Like its bigger neighbour, Stoney Creek expanded over the 20th century to encompass more and more of its smaller neighbours like Fruitland, Winona, Vinemount, Tapleytown, Tweedside and Elfrida in Saltfleet Township. The Village of Stoney Creek consolidated with Saltfleet Township in 1974 to become the Town of Stoney Creek. Areas it annexed on top of the Niagara Escarpment west of Highway 20 (now known as Upper Centennial Parkway) became known as Upper Stoney Creek or Satellite City.

In 1984, it was granted city status, and was looking to challenge its more populous neighbour. However, over its residents' strenuous objections, the City of Stoney Creek was amalgamated with Glanbrook, Ancaster, Dundas, Flamborough and Hamilton to form the City of Hamilton. However, its suburban voters helped ensure the first mayor of an amalgamated Hamilton came from the former suburbs. The new city's second mayor, Larry Di Ianni, had served as a Stoney Creek Councillor for 20 years.

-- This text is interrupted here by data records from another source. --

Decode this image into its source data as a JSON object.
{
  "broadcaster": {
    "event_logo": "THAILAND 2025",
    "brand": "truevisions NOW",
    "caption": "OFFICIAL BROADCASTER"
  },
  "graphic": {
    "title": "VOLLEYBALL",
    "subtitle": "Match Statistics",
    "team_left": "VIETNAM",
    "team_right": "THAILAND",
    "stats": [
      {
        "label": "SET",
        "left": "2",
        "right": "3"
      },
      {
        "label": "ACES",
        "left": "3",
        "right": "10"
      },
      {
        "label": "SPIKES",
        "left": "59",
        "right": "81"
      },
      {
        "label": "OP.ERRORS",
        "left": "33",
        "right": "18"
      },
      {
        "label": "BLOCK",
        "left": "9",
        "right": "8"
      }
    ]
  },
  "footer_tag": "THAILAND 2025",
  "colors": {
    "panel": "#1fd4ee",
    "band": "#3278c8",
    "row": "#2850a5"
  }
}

The last mayor of Stoney Creek was Anne Bain.

== Infrastructure ==
Stoney Creek is served by the Queen Elizabeth Way, various current or former Ontario provincial highways and a largely irregular network of residential streets. Portions of Upper Stoney Creek are laid out in a grid pattern. It is served by public transit in the form of the Hamilton Street Railway, or HSR, which has been operated in Stoney Creek by the regional government since 1974 and the megacity government since 2001.